RICHFIELD, Minn., Tue Apr 10, 2012 – Best Buy Co. CEO Brian Dunn has left the world’s largest consumer electronics chain, which has struggled against stepped-up competition from internet retailers and discounters.
Under Dunn’s tenure, which lasted less than three years, critics have complained that Best Buy became a showroom for Amazon.com and other Internet retailers, with consumers going to Best Buy stores to sample electronics like high-definition televisions, but then buying them elsewhere at lower prices.
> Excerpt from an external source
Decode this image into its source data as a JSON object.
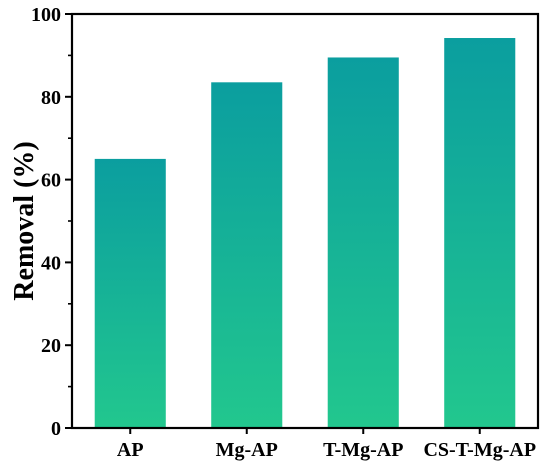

The company, seen as a bellwether in the consumer electronics industry, reported declines in same-store sales in six of the past seven quarters, including during the 2010 holiday season, when it made a bad bet on technology like 3D television that consumers did not embrace.
Despite offering bigger discounts and free shipping to lure shoppers in the 2011 holiday season, same-store sales fell 2.4 percent in the latest quarter, including a 2.2 percent decline at U.S. stores open at least 14 months.
“I hate to be rude, but I think he (Dunn) was doing a terrible job. This is a company that had a sales guy in charge, and I just don’t think they are well-positioned to deal with the onslaught from the Internet,” said Michael Pachter, analyst at Wedbush Securities.
“They have a big disadvantage to the Internet retailers because they have a big cost structure. So they need a guy who can fix that rather than trying to sell more stuff.”